Keywords: Diffusion Models, Residual Modeling, Few-step Inference, Super-Resolution, Denoising
TL;DR: RDIMs: a few-step residual-based diffusion framework enabling faithful image reconstruction.
Abstract: Diffusion models have recently achieved state-of-the-art results in image generation and reconstruction, yet their initialization on pure Gaussian noise makes them poorly aligned with inverse problems such as denoising and super-resolution. This mismatch leads to inefficiency, often requiring hundreds of sampling steps, and induces hallucinations that drift away the reconstruction from the ground truth. To overcome these challenges, residual diffusion implicit models (RDIMs) are proposed, constituting a generalized framework that explicitly models the residuals between high-quality (HQ) and low-quality (LQ) images. RDIMs align the forward process with the actual degradation, enabling reconstructions that are faster and more accurate.

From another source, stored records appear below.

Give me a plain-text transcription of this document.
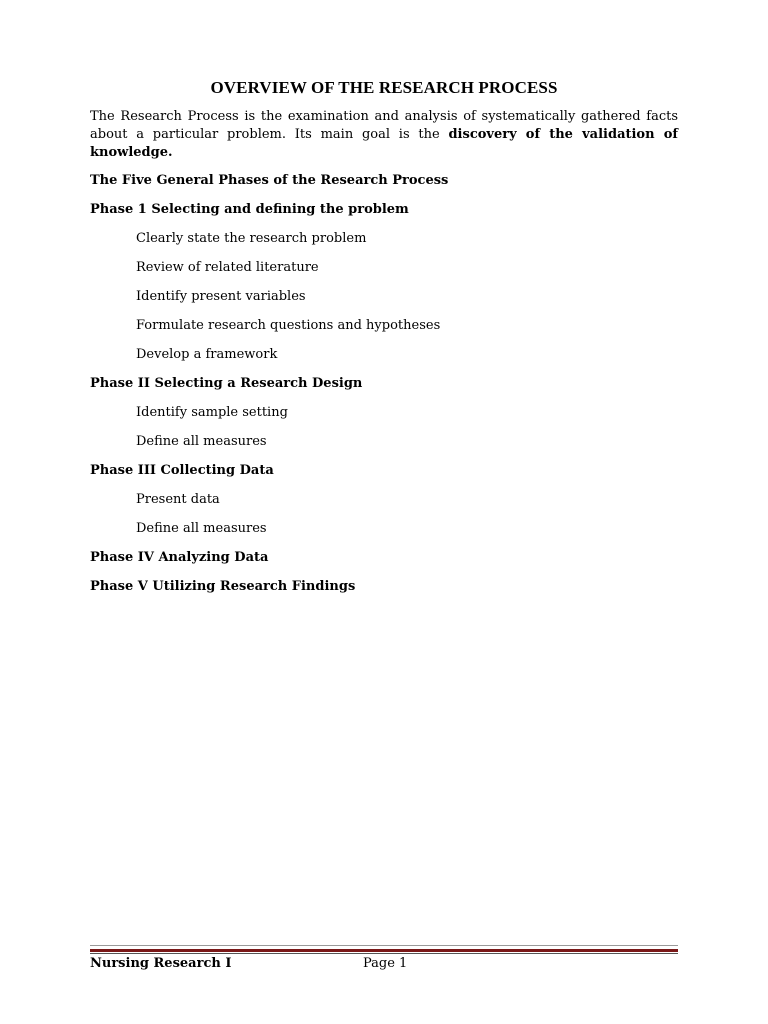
OVERVIEW OF THE RESEARCH PROCESS

The Research Process is the examination and analysis of systematically gathered facts about a particular problem. Its main goal is the discovery of the validation of knowledge.

The Five General Phases of the Research Process
Phase 1 Selecting and defining the problem
Clearly state the research problem
Review of related literature
Identify present variables
Formulate research questions and hypotheses
Develop a framework
Phase II Selecting a Research Design
Identify sample setting
Define all measures
Phase III Collecting Data
Present data
Define all measures
Phase IV Analyzing Data
Phase V Utilizing Research Findings
Nursing Research I	Page 1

Inspired by implicit sampling, the reverse process can skip intermediate timesteps, allowing for few-step or even single-step reconstructions while mitigating the hallucinations inherent to long diffusion chains. Furthermore, RDIMs introduce a controllable variance mechanism that interpolates between deterministic and stochastic sampling, balancing fidelity and diversity depending on degradation severity. Experiments on denoising and super-resolution benchmarks demonstrate that RDIMs consistently outperform conventional DDPMs and match or surpass ResShift, while reducing the number of sampling steps by up to $100\times$. The results position RDIMs as an efficient solution for a broad range of image restoration tasks.